Pulkovo is first Russian airport to launch ‘virtual interline’ transfer connector

Pulkovo Depending on the season, the share of transfer traffic through Pulkovo currently averages between only three and five per cent (Pulkovo Airport)

St Petersburg’s Pulkovo Airport (LED) is determined to develop its untapped passenger transfer potential this year with the launch of Self Connect from on-line travel agency partner Kiwi.com.

Airport operator Northern capital Gateway (NCG) claims it is the first such automated project in Russia’s airport industry. Commercial director Evgeny Ilyin has revealed to Russian Aviation Insider that Self Connect will become fully operational from the beginning of the coming summer season.

Kiwi.com was selected as the strategic partner for the project as the creator of the largest database of cached flights offering connections between flights operated by 700 airlines, including 250 low-cost carriers. A passenger booking a ticket using the agency’s web service also receives a single route plan made up of segments operated by non-partner airlines, based on the so-called ‘virtual interline’ concept.

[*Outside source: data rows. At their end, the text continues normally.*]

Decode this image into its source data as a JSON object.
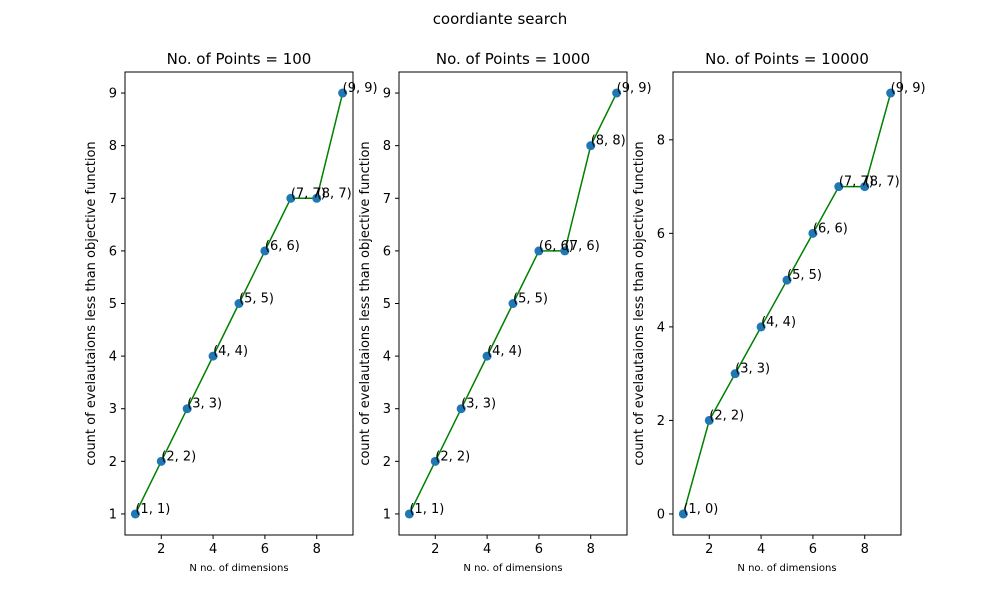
{
  "figure": {
    "suptitle": "coordiante search"
  },
  "chart_data": [
    {
      "type": "line",
      "title": "No. of Points = 100",
      "xlabel": "N no. of dimensions",
      "ylabel": "count of evelautaions less than objective function",
      "xlim": [
        0.6,
        9.4
      ],
      "ylim": [
        0.6,
        9.4
      ],
      "xticks": [
        2,
        4,
        6,
        8
      ],
      "yticks": [
        1,
        2,
        3,
        4,
        5,
        6,
        7,
        8,
        9
      ],
      "x": [
        1,
        2,
        3,
        4,
        5,
        6,
        7,
        8,
        9
      ],
      "y": [
        1,
        2,
        3,
        4,
        5,
        6,
        7,
        7,
        9
      ],
      "annotations": [
        "(1, 1)",
        "(2, 2)",
        "(3, 3)",
        "(4, 4)",
        "(5, 5)",
        "(6, 6)",
        "(7, 7)",
        "(8, 7)",
        "(9, 9)"
      ],
      "line_color": "#008000",
      "marker_color": "#1f77b4"
    },
    {
      "type": "line",
      "title": "No. of Points = 1000",
      "xlabel": "N no. of dimensions",
      "ylabel": "count of evelautaions less than objective function",
      "xlim": [
        0.6,
        9.4
      ],
      "ylim": [
        0.6,
        9.4
      ],
      "xticks": [
        2,
        4,
        6,
        8
      ],
      "yticks": [
        1,
        2,
        3,
        4,
        5,
        6,
        7,
        8,
        9
      ],
      "x": [
        1,
        2,
        3,
        4,
        5,
        6,
        7,
        8,
        9
      ],
      "y": [
        1,
        2,
        3,
        4,
        5,
        6,
        6,
        8,
        9
      ],
      "annotations": [
        "(1, 1)",
        "(2, 2)",
        "(3, 3)",
        "(4, 4)",
        "(5, 5)",
        "(6, 6)",
        "(7, 6)",
        "(8, 8)",
        "(9, 9)"
      ],
      "line_color": "#008000",
      "marker_color": "#1f77b4"
    },
    {
      "type": "line",
      "title": "No. of Points = 10000",
      "xlabel": "N no. of dimensions",
      "ylabel": "count of evelautaions less than objective function",
      "xlim": [
        0.6,
        9.4
      ],
      "ylim": [
        -0.45,
        9.45
      ],
      "xticks": [
        2,
        4,
        6,
        8
      ],
      "yticks": [
        0,
        2,
        4,
        6,
        8
      ],
      "x": [
        1,
        2,
        3,
        4,
        5,
        6,
        7,
        8,
        9
      ],
      "y": [
        0,
        2,
        3,
        4,
        5,
        6,
        7,
        7,
        9
      ],
      "annotations": [
        "(1, 0)",
        "(2, 2)",
        "(3, 3)",
        "(4, 4)",
        "(5, 5)",
        "(6, 6)",
        "(7, 7)",
        "(8, 7)",
        "(9, 9)"
      ],
      "line_color": "#008000",
      "marker_color": "#1f77b4"
    }
  ]
}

“We are delighted to be partnering with Pulkovo Airport, which is growing massively,” advises Kiwi.com’s chief business development officer Zdenek Komenda. “Passengers want a variety of options, and that’s what our technology can offer. It’s all about giving control back to customers and enabling them to make well-founded decisions on their travel choices,” he adds.

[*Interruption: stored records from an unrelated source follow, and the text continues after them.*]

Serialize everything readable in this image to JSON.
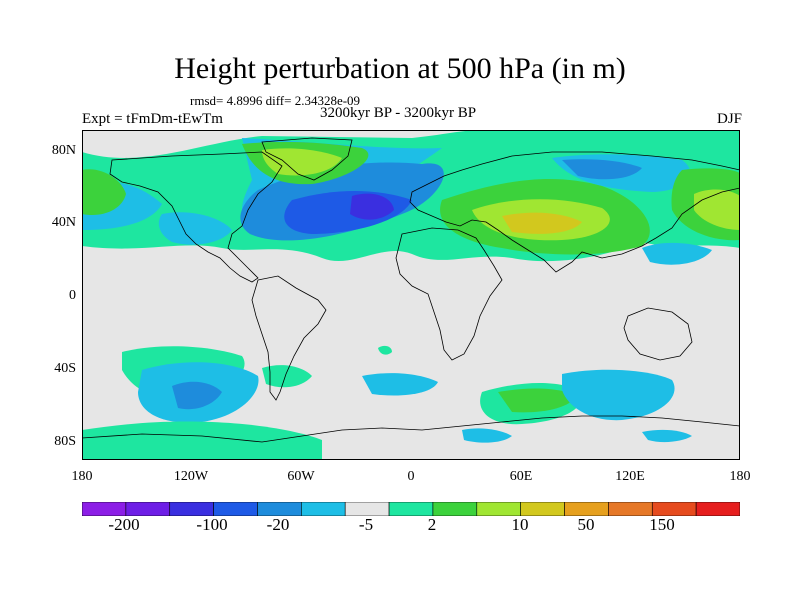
{
  "title": "Height perturbation at 500 hPa (in m)",
  "stats": "rmsd= 4.8996 diff= 2.34328e-09",
  "experiment": "Expt = tFmDm-tEwTm",
  "period": "3200kyr BP - 3200kyr BP",
  "season": "DJF",
  "map": {
    "projection": "cylindrical-equidistant",
    "lon_range": [
      -180,
      180
    ],
    "lat_range": [
      -90,
      90
    ],
    "lat_ticks": [
      "80N",
      "40N",
      "0",
      "40S",
      "80S"
    ],
    "lon_ticks": [
      "180",
      "120W",
      "60W",
      "0",
      "60E",
      "120E",
      "180"
    ]
  },
  "colorbar": {
    "labels": [
      "-200",
      "-100",
      "-20",
      "-5",
      "2",
      "10",
      "50",
      "150"
    ],
    "colors": [
      "#8c1ee6",
      "#6e1ee6",
      "#3a2fe0",
      "#1e5ae6",
      "#1e8cdc",
      "#1ebee6",
      "#e6e6e6",
      "#1ee6a0",
      "#3cd23c",
      "#a0e632",
      "#d2c81e",
      "#e6a01e",
      "#e67828",
      "#e64b1e",
      "#e61e1e"
    ]
  },
  "icons": [
    "coastline-outline"
  ]
}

According to the on-line travel agency’s research, more than 40 per cent of passengers today tend to “by-pass traditional booking practices and begin to create their own itineraries, stopovers and transfers.” In this project with the Russian airport its algorithms will enable passengers from some 150 countries to create more than 3,650 unique flight combinations, across both full-service and low-cost airlines, for travel via Pulkovo Airport.

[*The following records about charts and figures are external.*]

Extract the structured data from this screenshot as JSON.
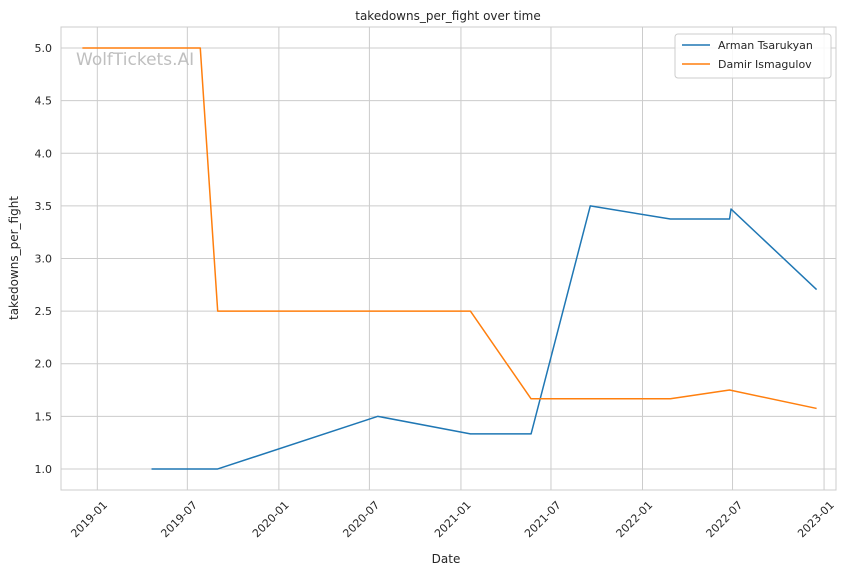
{
  "watermark": "WolfTickets.AI",
  "chart_data": {
    "type": "line",
    "title": "takedowns_per_fight over time",
    "xlabel": "Date",
    "ylabel": "takedowns_per_fight",
    "ylim": [
      0.8,
      5.2
    ],
    "xlim": [
      "2018-10-20",
      "2023-01-25"
    ],
    "grid": true,
    "legend_position": "top-right",
    "x_ticks": [
      "2019-01-01",
      "2019-07-01",
      "2020-01-01",
      "2020-07-01",
      "2021-01-01",
      "2021-07-01",
      "2022-01-01",
      "2022-07-01",
      "2023-01-01"
    ],
    "x_tick_labels": [
      "2019-01",
      "2019-07",
      "2020-01",
      "2020-07",
      "2021-01",
      "2021-07",
      "2022-01",
      "2022-07",
      "2023-01"
    ],
    "y_ticks": [
      1.0,
      1.5,
      2.0,
      2.5,
      3.0,
      3.5,
      4.0,
      4.5,
      5.0
    ],
    "y_tick_labels": [
      "1.0",
      "1.5",
      "2.0",
      "2.5",
      "3.0",
      "3.5",
      "4.0",
      "4.5",
      "5.0"
    ],
    "series": [
      {
        "name": "Arman Tsarukyan",
        "color": "#1f77b4",
        "points": [
          {
            "x": "2019-04-20",
            "y": 1.0
          },
          {
            "x": "2019-08-31",
            "y": 1.0
          },
          {
            "x": "2020-07-18",
            "y": 1.5
          },
          {
            "x": "2021-01-20",
            "y": 1.333
          },
          {
            "x": "2021-05-22",
            "y": 1.333
          },
          {
            "x": "2021-09-18",
            "y": 3.5
          },
          {
            "x": "2022-02-26",
            "y": 3.375
          },
          {
            "x": "2022-06-25",
            "y": 3.375
          },
          {
            "x": "2022-06-28",
            "y": 3.47
          },
          {
            "x": "2022-12-17",
            "y": 2.705
          }
        ]
      },
      {
        "name": "Damir Ismagulov",
        "color": "#ff7f0e",
        "points": [
          {
            "x": "2018-12-02",
            "y": 5.0
          },
          {
            "x": "2019-07-27",
            "y": 5.0
          },
          {
            "x": "2019-08-31",
            "y": 2.5
          },
          {
            "x": "2021-01-20",
            "y": 2.5
          },
          {
            "x": "2021-05-22",
            "y": 1.667
          },
          {
            "x": "2022-02-26",
            "y": 1.667
          },
          {
            "x": "2022-06-25",
            "y": 1.75
          },
          {
            "x": "2022-12-17",
            "y": 1.575
          }
        ]
      }
    ]
  }
}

Where a flight is delayed or cancelled Kiwi.com will notify the passenger and offer alternative options, as well as providing compensation for a meal for delays of four-hours and accommodation for eight-hour hold-ups. In turn, the airport will help administer the connection on-site, ensuring the changed itinerary is handled as smoothly and as customer-friendly as possible.

Because Self Connect does not hold specific agreements either with individual airlines or through-fares, passengers have to reclaim their own baggage and check it onto the next leg between flights at the first stage of the project’s implementation. Passengers traveling light and in possession of a boarding pass for the connecting flight can proceed via the transfer corridor along with the flight’s standard transfer passengers.

NCG believes that Self Connect will contribute significantly to the total transfer business through Pulkovo, the share of which currently languishes between three and five per cent, depending on the season. The main contributor to this state of affairs is base airline Rossiya’s reluctance to develop hub operations at Pulkovo. However, Ilyin believes Pulkovo has the potential to conjure new traffic flows, especially as the airport has a convenient terminal infrastructure, a developed network of point-to-point flights, and the exceptional attraction of St Petersburg itself.

To fully realise the historic city’s potential as a stop-over for passengers travelling between Europe and Asia, NCG is also working with the Russian government on introducing visa-free incentive periods for air passengers.

Pulkovo’s first attempt at boosting its transfer traffic is a programme called M2 that was jointly implemented with Russia’s Transport Clearing House. It facilitates connections between airlines that do not have interline or code-share agreements. As of now, 15 carriers have joined the programme, which allows them to apply through-fares for connecting flights. Passengers using M2 are treated as transfer passengers, but with a minimum connection time of 60 minutes.

Ilyin meanwhile confirms that, even when Self Connect becomes operational, M2 will be maintained, but for only as long as it continues to be utilised by passengers and airlines.